O
protagonismo indesejado e suas consequências não intencionais
O
jogo da responsabilização política na pandemia foi marcado pela recusa
deliberada de protagonismo presidencial: ela foi encarada como questão
"radioativa". Bolsonaro ativamente perseguiu uma estratégia de não
envolvimento direto com a crise sanitária, buscando transferir a governadores e
prefeitos a culpa pelo colapso das unidades de saúde, a escalada de óbitos e os
lockdowns.
Buscava-se
protagonismo apenas nas ações positivas que poderiam trazer dividendos
políticos, como o auxílio emergencial e linhas de crédito.
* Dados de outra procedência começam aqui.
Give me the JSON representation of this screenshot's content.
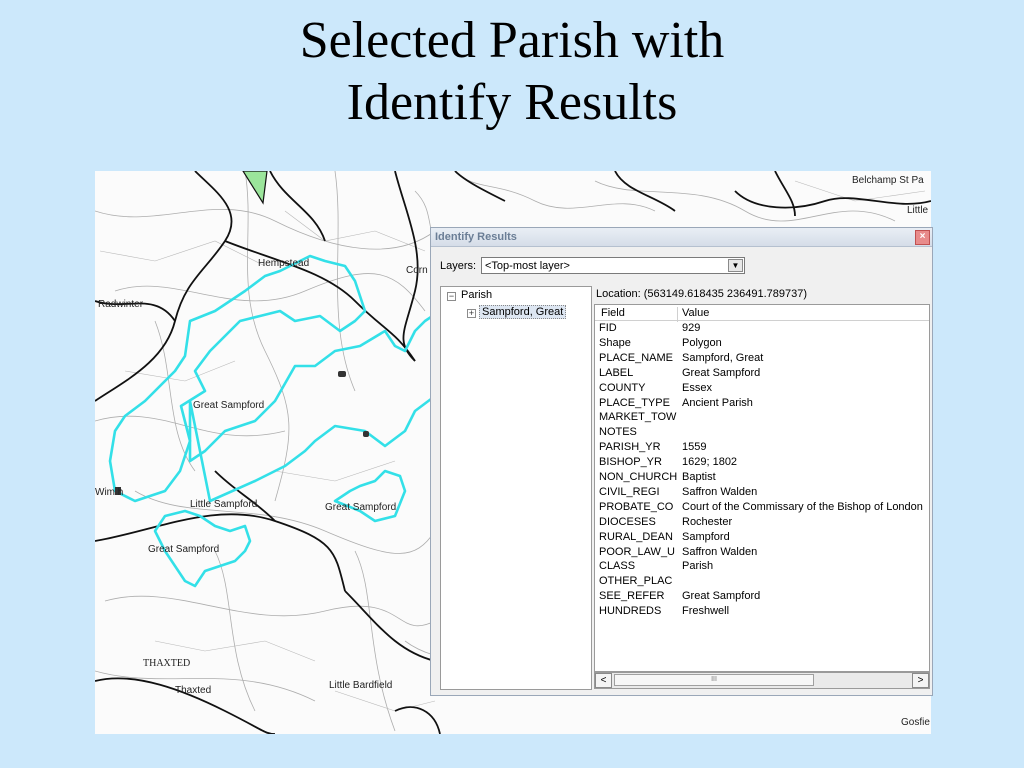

Esse padrão caracterizou a ação do governo em relação a questões tóxicas, como a reforma da Previdência. Aqui havia um modelo a ser emulado no conteúdo e na forma: o governo Trump, que fez pouco caso da Covid após ser informado da tragédia em curso, ao tempo em que implementava um pacote de US$ 2,8 trilhões. "Quero minimizar a pandemia porque não quero criar pânico", confessou a Bob Woodward.
São
várias as razões que explicam o fracasso. O federalismo nos dois países são
radicalmente diferentes. Os EUA não têm um sistema público nacional de saúde
vertebrado pelo governo federal. Aqui, a estratégia de deslocar a culpa não
funcionou: o não protagonismo foi entendido pela sociedade como
irresponsabilidade e falta de empatia e liderança.
Como
nos EUA, o estilo agressivo, chulo e debochado do chefe de governo em um
contexto de calamidade pública e intenso sofrimento coletivo potencializou os
problemas. A decisão do STF reafirmando as responsabilidades subnacionais
forneceu uma justificativa para a omissão federal, mas não conteve os danos.
A
segunda onda magnificou a percepção de irresponsabilidade federal que havia
sido arrefecida em virtude do auxílio emergencial. O horror sanitário em Manaus
chamou a atenção para as consequências trágicas da omissão federal no contexto
de baixa capacidade institucional local. Até então, Pazuello cumpria o papel de
"não ministro" ou de "antiministro". Não ser da área médica
virou um ônus.
Trump
apostou nas vacinas através da operação Warp Speed (US$ 10 bi), sem paralelo
aqui no país. O protagonismo fracassado em relação à vacina encontrou um rival
na figura de João Dória, e a disputa tem levado o presidente a protagonizar
disparates em relação à vacina e à China, autossabotando a estratégia
perseguida de associar-se a ações positivas. A omissão federal produziu custos
políticos —escancarados pela CPI— que ameaçam o protagonismo na vacinação.
Trump
foi destronado nas urnas antes de obter o crédito político pela vacina, mas sua
estratégia de deslocar a culpa teve alguma eficácia; Bolsonaro poderá sê-lo
mesmo que a vacinação seja bem-sucedida.
*Professor
da Universidade Federal de Pernambuco e ex-professor visitante do MIT e da
Universidade Yale (EUA).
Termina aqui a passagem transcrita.